= GridWars =

2005 video game

GridWars or GridWars 2 (stylized as |g|ridwars) is a video game inspired by Bizarre Creations' Geometry Wars by Canadian developer Marco Incitti. The first version of the game was released as freeware on December 21, 2005 on Marco Incitti's Blitz Creations website.

Although other freeware games similar to Geometry Wars exist, GridWars eventually became so popular that Bizarre emailed Incitti and asked him to take the game down, citing that they were "beginning to feel the Geometry Wars clone's effects on our sales via Microsoft now and are beginning a process to begin to more robustly protect our copyright and intellectual property". The link to the download was pulled from the site on August 8, 2006. The game was subsequently released on a German website dedicated to Flash and freeware games and is available for Windows, OS X and Linux.

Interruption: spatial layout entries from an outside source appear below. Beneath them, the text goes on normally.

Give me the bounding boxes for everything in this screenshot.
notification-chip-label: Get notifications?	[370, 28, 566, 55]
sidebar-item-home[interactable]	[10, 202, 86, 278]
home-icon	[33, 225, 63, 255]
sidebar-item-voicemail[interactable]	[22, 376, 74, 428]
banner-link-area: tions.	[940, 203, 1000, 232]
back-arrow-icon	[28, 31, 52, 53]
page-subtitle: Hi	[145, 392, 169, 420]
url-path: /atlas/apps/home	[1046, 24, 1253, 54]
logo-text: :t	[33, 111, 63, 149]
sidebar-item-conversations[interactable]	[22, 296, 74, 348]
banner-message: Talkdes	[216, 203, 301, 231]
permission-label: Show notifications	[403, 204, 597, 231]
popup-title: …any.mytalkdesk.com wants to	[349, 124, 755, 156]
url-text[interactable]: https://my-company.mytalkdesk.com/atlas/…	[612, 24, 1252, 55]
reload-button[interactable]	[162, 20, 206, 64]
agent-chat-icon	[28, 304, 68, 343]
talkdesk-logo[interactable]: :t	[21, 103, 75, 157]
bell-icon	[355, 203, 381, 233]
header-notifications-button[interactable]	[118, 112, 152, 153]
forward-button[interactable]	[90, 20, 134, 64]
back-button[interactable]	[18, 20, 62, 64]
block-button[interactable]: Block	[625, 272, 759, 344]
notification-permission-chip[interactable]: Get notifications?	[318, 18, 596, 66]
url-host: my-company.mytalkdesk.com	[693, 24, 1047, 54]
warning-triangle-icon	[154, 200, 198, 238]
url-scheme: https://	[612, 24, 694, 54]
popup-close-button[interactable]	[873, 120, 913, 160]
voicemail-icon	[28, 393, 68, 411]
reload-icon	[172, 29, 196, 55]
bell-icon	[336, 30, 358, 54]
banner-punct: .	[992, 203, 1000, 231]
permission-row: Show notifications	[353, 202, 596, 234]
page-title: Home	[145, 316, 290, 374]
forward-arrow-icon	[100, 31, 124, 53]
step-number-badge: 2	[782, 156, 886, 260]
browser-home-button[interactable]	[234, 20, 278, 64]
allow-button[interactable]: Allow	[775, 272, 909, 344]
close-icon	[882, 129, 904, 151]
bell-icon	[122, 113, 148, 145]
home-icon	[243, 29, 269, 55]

Unlike Geometry Wars which eventually plateaus in difficulty facilitating high scores in the range of hundreds of millions of points, GridWars 2 has an exponentially increasing difficulty curve. Eventually, the enemy spawn sites become so large that they nearly envelop the entire grid.

Another important difference from Geometry Wars is the ability to "farm" black holes. Besides distracting and swallowing enemies, the black holes can net points (and thus bombs/lives) based on the square of the number of enemies they have swallowed.